O cenário econômico mundial atual apresentado por Carvalho aponta uma tímida recuperação brasileira, ressalta a crise europeia, principalmente na Grécia e ‘PIIGS’, composto por Portugal, Irlanda, Itália, Grécia e Espanha; o terremoto que abalou o Japão, e que levou o país à despender gastos; os confrontos pelo petróleo entre Egito e Líbia; inflação chinesa e abertura de mercado; crescimento econômico e fluxo de capital. Todas essas características, de acordo com o pesquisador, colocam o Brasil em evidência, já que está afastado de conflitos e é um grande player para alimentação, base para vida humana. “Temos grande área agricultável, além da água, que é fundamental na produção de proteína. A pergunta é onde o produtor e a indústria de carnes devem investir?”, completa.
Para se guiar, os principais drivers a serem levados em consideração são:
– Orientação crescente do consumidor
– Intensificação tecnológica (genética, manejo, gestão, logística)
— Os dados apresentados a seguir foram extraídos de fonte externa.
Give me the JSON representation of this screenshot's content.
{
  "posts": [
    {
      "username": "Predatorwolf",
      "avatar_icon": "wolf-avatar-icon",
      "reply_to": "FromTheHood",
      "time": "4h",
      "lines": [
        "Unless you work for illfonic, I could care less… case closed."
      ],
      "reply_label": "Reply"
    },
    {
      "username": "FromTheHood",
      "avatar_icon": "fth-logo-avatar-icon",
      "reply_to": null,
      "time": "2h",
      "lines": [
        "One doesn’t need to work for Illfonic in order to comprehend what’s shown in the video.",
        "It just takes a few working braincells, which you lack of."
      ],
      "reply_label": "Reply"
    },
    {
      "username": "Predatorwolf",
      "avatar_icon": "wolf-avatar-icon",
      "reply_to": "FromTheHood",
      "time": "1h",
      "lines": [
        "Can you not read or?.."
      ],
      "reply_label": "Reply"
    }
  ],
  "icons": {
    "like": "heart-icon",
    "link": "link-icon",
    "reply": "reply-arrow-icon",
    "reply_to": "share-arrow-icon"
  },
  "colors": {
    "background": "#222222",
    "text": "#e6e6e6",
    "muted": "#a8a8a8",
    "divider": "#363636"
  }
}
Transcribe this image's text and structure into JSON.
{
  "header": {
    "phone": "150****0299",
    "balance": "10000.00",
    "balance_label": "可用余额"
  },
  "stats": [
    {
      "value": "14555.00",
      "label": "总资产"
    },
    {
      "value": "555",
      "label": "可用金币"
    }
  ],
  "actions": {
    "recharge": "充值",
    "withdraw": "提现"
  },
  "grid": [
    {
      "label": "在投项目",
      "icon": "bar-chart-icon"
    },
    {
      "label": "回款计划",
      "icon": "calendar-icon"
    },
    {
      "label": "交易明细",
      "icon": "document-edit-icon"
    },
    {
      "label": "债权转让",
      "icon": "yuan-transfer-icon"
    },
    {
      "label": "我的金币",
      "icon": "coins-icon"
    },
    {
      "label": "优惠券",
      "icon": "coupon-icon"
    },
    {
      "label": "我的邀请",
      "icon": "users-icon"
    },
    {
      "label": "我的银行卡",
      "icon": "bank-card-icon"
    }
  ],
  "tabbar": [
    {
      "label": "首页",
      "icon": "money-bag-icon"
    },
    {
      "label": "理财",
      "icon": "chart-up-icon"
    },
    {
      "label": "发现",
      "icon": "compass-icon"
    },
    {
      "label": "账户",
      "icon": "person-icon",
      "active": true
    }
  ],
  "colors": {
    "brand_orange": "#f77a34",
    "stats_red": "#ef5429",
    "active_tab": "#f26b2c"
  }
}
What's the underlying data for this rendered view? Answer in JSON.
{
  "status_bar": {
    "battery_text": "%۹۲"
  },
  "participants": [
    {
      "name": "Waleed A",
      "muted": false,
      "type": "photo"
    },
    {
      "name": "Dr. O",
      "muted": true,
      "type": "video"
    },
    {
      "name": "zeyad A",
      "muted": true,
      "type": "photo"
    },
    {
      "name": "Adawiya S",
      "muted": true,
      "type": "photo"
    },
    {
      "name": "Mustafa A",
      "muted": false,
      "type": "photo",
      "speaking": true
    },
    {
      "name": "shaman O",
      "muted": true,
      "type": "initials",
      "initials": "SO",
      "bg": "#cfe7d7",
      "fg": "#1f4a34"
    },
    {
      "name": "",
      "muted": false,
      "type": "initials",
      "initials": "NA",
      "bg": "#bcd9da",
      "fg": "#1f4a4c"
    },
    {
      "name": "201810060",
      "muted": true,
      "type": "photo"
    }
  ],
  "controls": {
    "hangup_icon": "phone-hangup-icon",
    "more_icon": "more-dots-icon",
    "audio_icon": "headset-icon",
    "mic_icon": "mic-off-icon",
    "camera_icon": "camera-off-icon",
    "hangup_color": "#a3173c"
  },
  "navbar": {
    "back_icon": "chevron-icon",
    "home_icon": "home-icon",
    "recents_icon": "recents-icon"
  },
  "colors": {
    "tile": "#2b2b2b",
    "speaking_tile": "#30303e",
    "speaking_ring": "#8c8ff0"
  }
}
– Foco na sanidade, no ambiental, na qualidade e na padronização
– Preocupação com a redução do ciclo produtivo e dos custos de produção
– Visão de responsabilidade coletiva para ofertar carne de valor e preservar a imagem do setor
“O olhar da indústria para o consumidos certamente é tendência e, a partir dele, as inovações devem ser alcançadas. Sem deixar para trás questões que envolvem o governo e os gargalos do setor. No que diz à política, acredito que o salário mínimo do produtor rural deveria ser desvinculado, que um salário fixo fosse determinado à mão-de-obra evitando crise e abandono de profissão. Já a indústria deve se focar em produzir mais com menos”, avalia o pesquisador. “Para tanto, existem três caminhos: países produtores devem acelerar investimentos em capital humano; investir em tecnologia e infraestrutura (armazéns, portos e estradas)”, finaliza.